A few people I know were recently attacked & lost their crypto assets, I can’t disclose the details publicly but what they had in common was that their seed phrases were generated 3–4 years ago, they were all 12 words!
To add, all of the victims were using Windows and were mostly from Asian countries.
The advice so far is: Be careful when using Windows, use VM! Or install Linux. Generate a 24 word phrase in a safe way (I’m not sure about this tip, it’s just a little advice based on some concerns). Don’t rely on online Bip32/Bip39 wallet generators.
If needed, use web3_antivirus dashboard or RevokeCash / @cointool for an on-chain defense! The trust model around tips above isn’t as weak as you may seem to imply when the right countermeasures are in place:
Encrypt the system with VeraCrypt (on a MacOS — FileVault);
Install an VPN. Check out mullvadnet oVPN or rent a VPN + run it through Outline app;
Install 2FA on everything you can. Forbid password reset in mail, and on all accounts (Google, Proton, X, etc.). Always hide mail under an alias;
Set up an address book in the wallet — and enter (whitelist) your addresses. At the same time, don’t forget to check and verify them in the settings sometimes;
If you have to deal with a potentially infected PDF file — ask to download it in preview mode in advance (Google drive) or use anyrun_app or dangerzone.rocks.

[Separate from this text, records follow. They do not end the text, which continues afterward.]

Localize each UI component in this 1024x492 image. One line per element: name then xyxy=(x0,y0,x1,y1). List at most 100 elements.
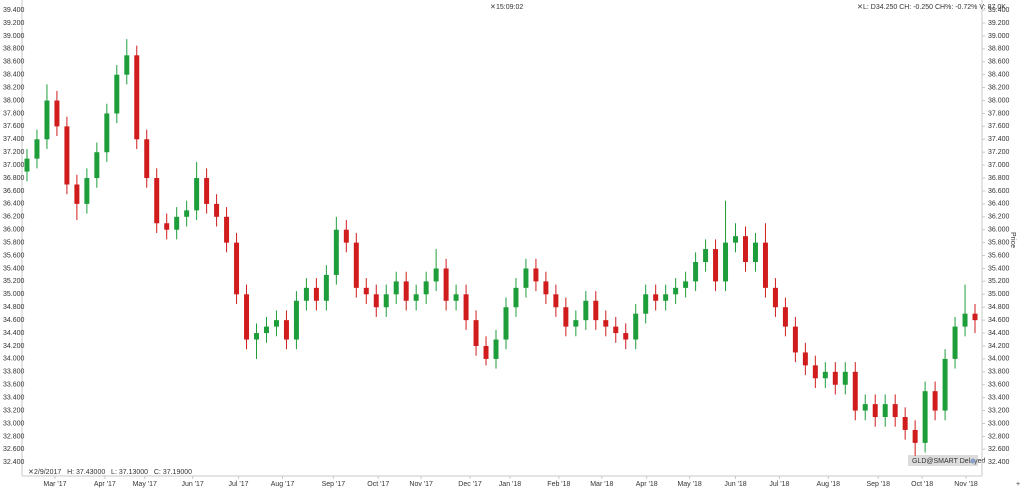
close-icon[interactable]: ✕ xyxy=(28,469,34,476)
y-tick-label: 34.400 xyxy=(3,330,25,337)
y-tick-label: 36.600 xyxy=(988,188,1010,195)
candle-body xyxy=(493,339,499,359)
y-tick-label: 37.800 xyxy=(988,110,1010,117)
candle-body xyxy=(403,281,409,301)
candle-body xyxy=(343,229,349,243)
candle-body xyxy=(653,294,659,301)
y-tick-label: 38.800 xyxy=(988,46,1010,53)
candle-body xyxy=(363,287,369,295)
close-icon[interactable]: ✕ xyxy=(490,4,496,11)
candle-body xyxy=(453,294,459,301)
candle-body xyxy=(273,320,279,327)
y-tick-label: 36.200 xyxy=(988,214,1010,221)
candle-body xyxy=(623,333,629,340)
candle-body xyxy=(224,216,230,243)
y-tick-label: 37.400 xyxy=(988,136,1010,143)
close-icon[interactable]: ✕ xyxy=(857,4,863,11)
badge-box xyxy=(908,455,978,466)
x-tick-label: May '18 xyxy=(677,481,701,488)
y-tick-label: 36.600 xyxy=(3,188,25,195)
y-tick-label: 39.200 xyxy=(3,20,25,27)
candle-body xyxy=(752,242,758,263)
y-tick-label: 35.800 xyxy=(988,239,1010,246)
candle-body xyxy=(104,113,110,153)
candle-body xyxy=(912,429,918,443)
candle-body xyxy=(194,178,200,211)
candle-body xyxy=(842,371,848,385)
candle-body xyxy=(643,294,649,314)
candle-body xyxy=(503,307,509,340)
x-tick-label: Mar '17 xyxy=(43,481,66,488)
y-tick-label: 34.000 xyxy=(3,356,25,363)
candle-body xyxy=(583,300,589,321)
y-tick-label: 38.800 xyxy=(3,46,25,53)
candle-body xyxy=(463,294,469,321)
candle-body xyxy=(872,404,878,418)
candle-body xyxy=(423,281,429,295)
candle-body xyxy=(563,307,569,327)
candle-body xyxy=(283,320,289,340)
y-tick-label: 34.400 xyxy=(988,330,1010,337)
candle-body xyxy=(892,404,898,418)
x-tick-label: Mar '18 xyxy=(590,481,613,488)
candle-body xyxy=(234,242,240,295)
x-tick-label: Nov '18 xyxy=(954,481,978,488)
y-tick-label: 32.400 xyxy=(3,459,25,466)
y-tick-label: 37.400 xyxy=(3,136,25,143)
candle-body xyxy=(473,320,479,346)
y-tick-label: 33.600 xyxy=(988,382,1010,389)
candle-body xyxy=(144,139,150,179)
candle-body xyxy=(483,345,489,359)
y-tick-label: 39.400 xyxy=(988,7,1010,14)
candle-body xyxy=(134,55,140,140)
candle-body xyxy=(393,281,399,295)
x-tick-label: Apr '17 xyxy=(94,481,116,488)
candle-body xyxy=(303,287,309,301)
y-tick-label: 34.800 xyxy=(988,304,1010,311)
y-tick-label: 35.200 xyxy=(988,278,1010,285)
x-tick-label: Jan '18 xyxy=(499,481,521,488)
candle-body xyxy=(693,262,699,282)
candle-body xyxy=(663,294,669,301)
candle-body xyxy=(333,229,339,275)
candle-body xyxy=(353,242,359,288)
y-tick-label: 37.800 xyxy=(3,110,25,117)
y-tick-label: 34.200 xyxy=(988,343,1010,350)
y-tick-label: 35.600 xyxy=(3,252,25,259)
y-tick-label: 33.800 xyxy=(3,369,25,376)
y-tick-label: 35.000 xyxy=(988,291,1010,298)
y-tick-label: 34.800 xyxy=(3,304,25,311)
candle-body xyxy=(64,126,70,185)
candle-body xyxy=(972,313,978,321)
candle-body xyxy=(313,287,319,301)
candle-body xyxy=(174,216,180,230)
y-tick-label: 36.400 xyxy=(988,201,1010,208)
y-tick-label: 37.000 xyxy=(3,162,25,169)
y-tick-label: 39.000 xyxy=(3,33,25,40)
candle-body xyxy=(713,249,719,282)
y-tick-label: 38.400 xyxy=(988,72,1010,79)
candle-body xyxy=(822,371,828,379)
add-button[interactable]: + xyxy=(1016,481,1020,488)
candle-body xyxy=(154,178,160,224)
y-tick-label: 36.800 xyxy=(3,175,25,182)
y-tick-label: 35.800 xyxy=(3,239,25,246)
y-tick-label: 38.200 xyxy=(988,84,1010,91)
y-tick-label: 32.600 xyxy=(988,446,1010,453)
x-tick-label: May '17 xyxy=(133,481,157,488)
candle-body xyxy=(244,294,250,340)
y-tick-label: 37.200 xyxy=(988,149,1010,156)
y-tick-label: 33.800 xyxy=(988,369,1010,376)
candle-body xyxy=(34,139,40,159)
y-tick-label: 34.000 xyxy=(988,356,1010,363)
candle-body xyxy=(373,294,379,308)
candle-body xyxy=(792,326,798,353)
y-tick-label: 32.800 xyxy=(988,433,1010,440)
candle-body xyxy=(413,294,419,301)
candle-body xyxy=(204,178,210,204)
y-tick-label: 35.400 xyxy=(3,265,25,272)
y-tick-label: 33.600 xyxy=(3,382,25,389)
y-tick-label: 33.200 xyxy=(3,407,25,414)
candle-body xyxy=(762,242,768,288)
x-tick-label: Jun '17 xyxy=(181,481,203,488)
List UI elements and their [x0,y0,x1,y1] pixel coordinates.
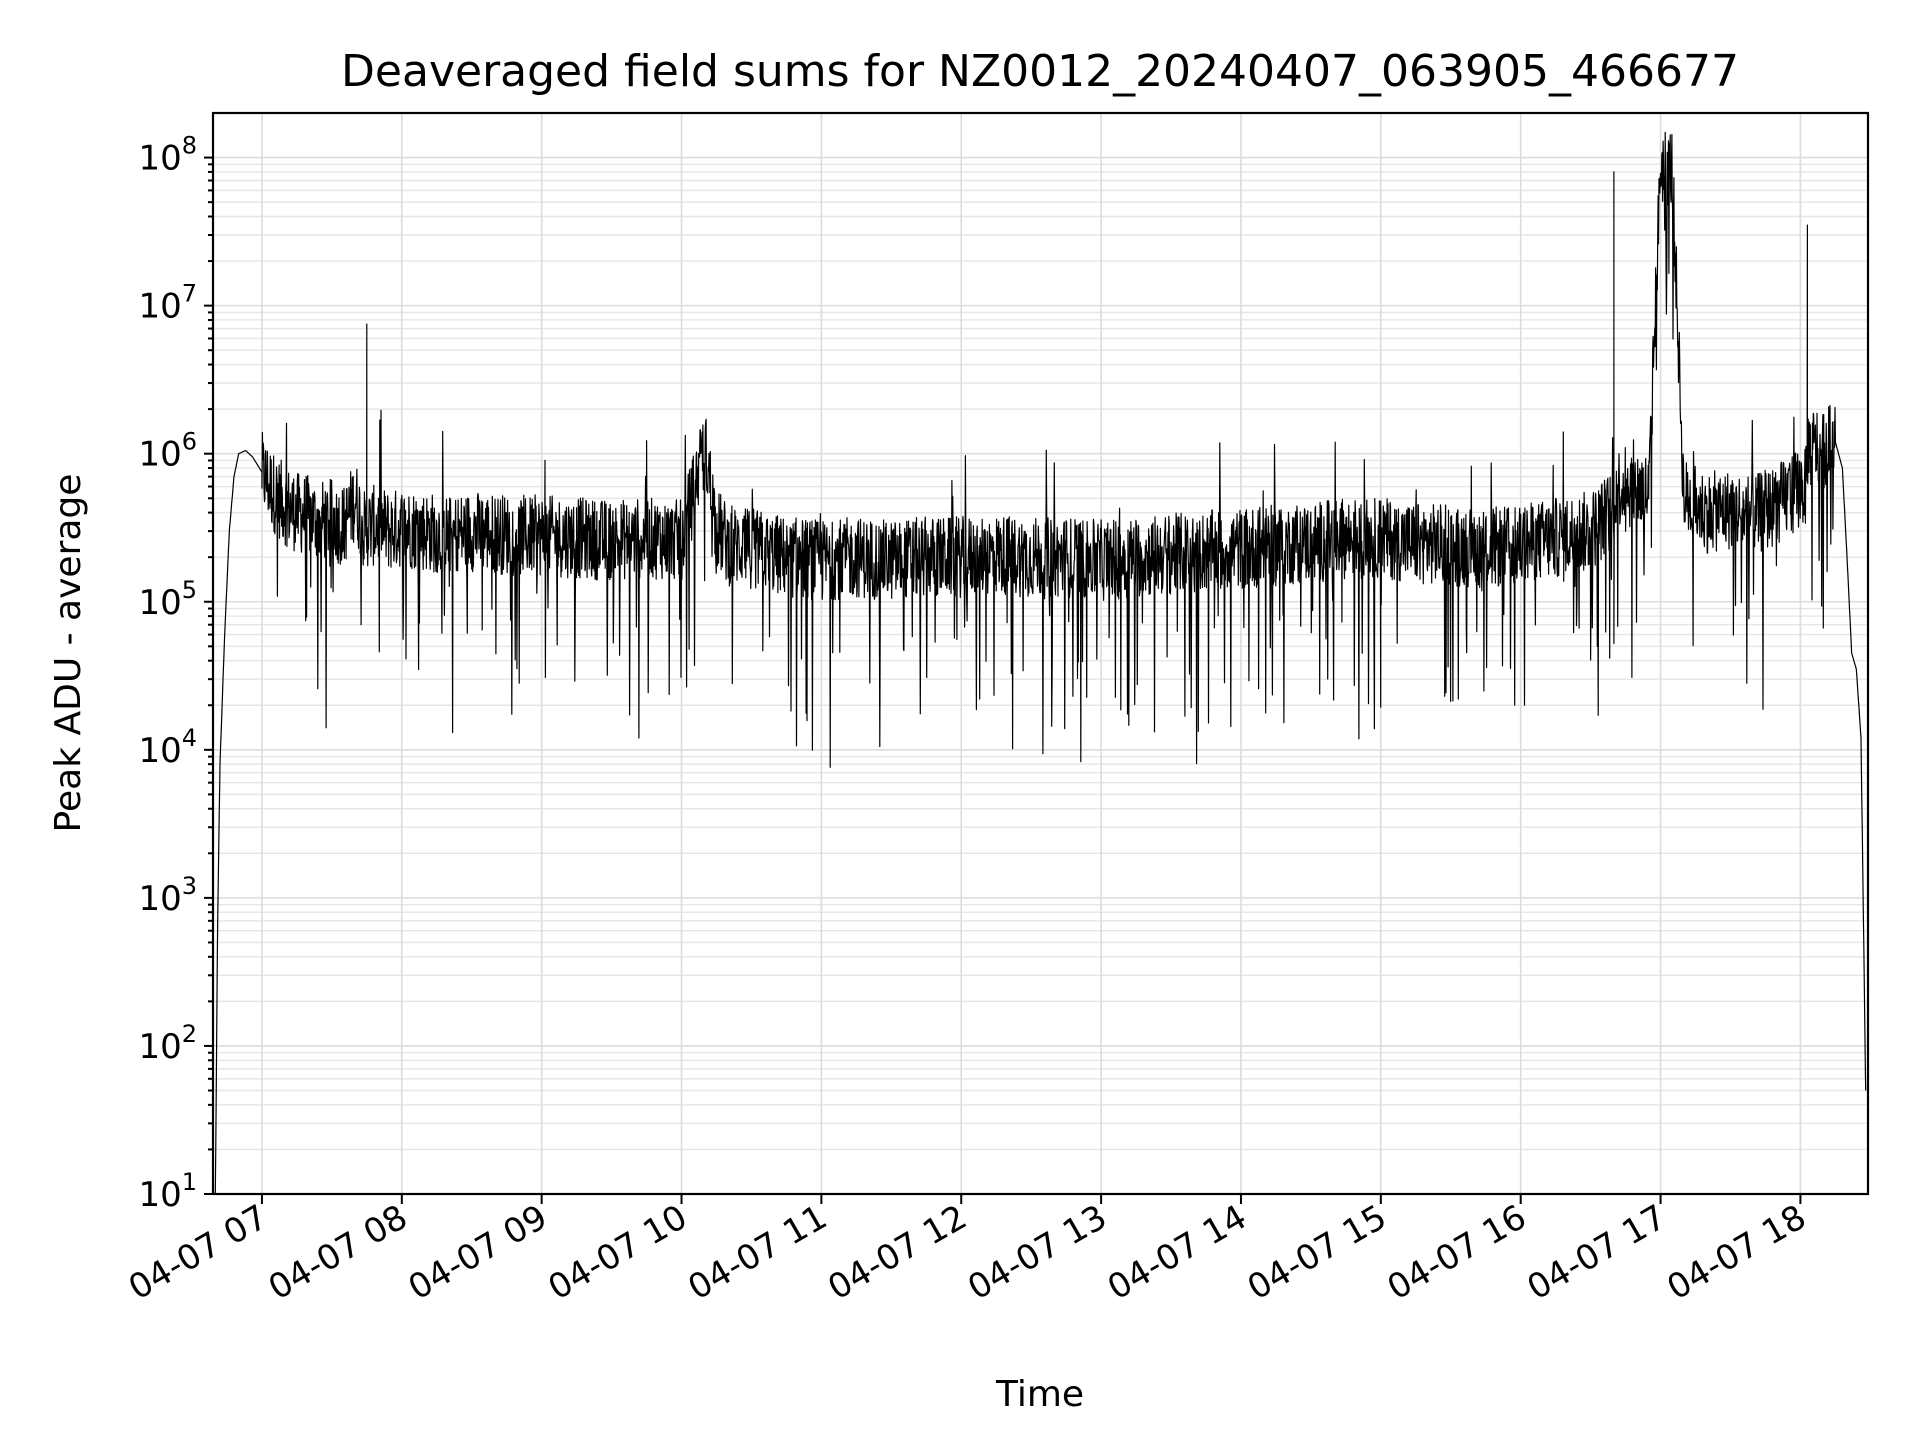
y-tick-label: 105 [138,576,197,623]
y-tick-label: 102 [138,1020,197,1067]
chart-title: Deaveraged field sums for NZ0012_2024040… [341,46,1739,97]
y-tick-label: 108 [138,132,197,179]
y-tick-label: 104 [138,724,197,771]
y-tick-label: 106 [138,428,197,475]
x-axis-label: Time [995,1374,1084,1415]
series-line [214,131,1867,1195]
y-axis-label: Peak ADU - average [48,474,89,833]
plot-frame [211,111,1870,1196]
y-tick-label: 107 [138,280,197,327]
plot-area [214,131,1867,1195]
y-axis: 101 102 103 104 105 106 107 108 [138,132,213,1215]
y-tick-label: 103 [138,872,197,919]
y-tick-label: 101 [138,1168,197,1215]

Alternatively, work with VM/Sandbox. You can use VM from VMWare and sandbox from Sandboxie;
You can protect yourself from hacking on a logical level as well. Just put a burner bot (github.com/codywall/Burner-Bot) at all of your wallets and securely protect it: or put your own Sweeper bot;
Put a canarytokens-based honeypot on your work computer. Make an HTML file, name it “seed phrase” and put a tracking pixel in there with canarytokens (or iplogger(dot)org). Put open notifications on your phone/bot. I will provide all data on request;
Install a “littlesnitch” application on your computer/router (under OpenVRT) and configure it correctly;
Always update your browser. It is best to use the original Firefox or Chrome. But you can use the solution similar to detect(dot)expert ;
Never work when you are sleepy, hungry or sick. If you feel vulnerable or just uneasy — the chance of being hacked increases dramatically. Always double-check the addresses pasted after copying to the clipboard (watch out for the crypto clipper malware).
Personal data protection. When you are active in blockchain and cryptocurrencies, you need to pay special attention to protecting your personal data;
Software updates. It’s important to update your software regularly, as developers are constantly releasing new versions with improved security measures.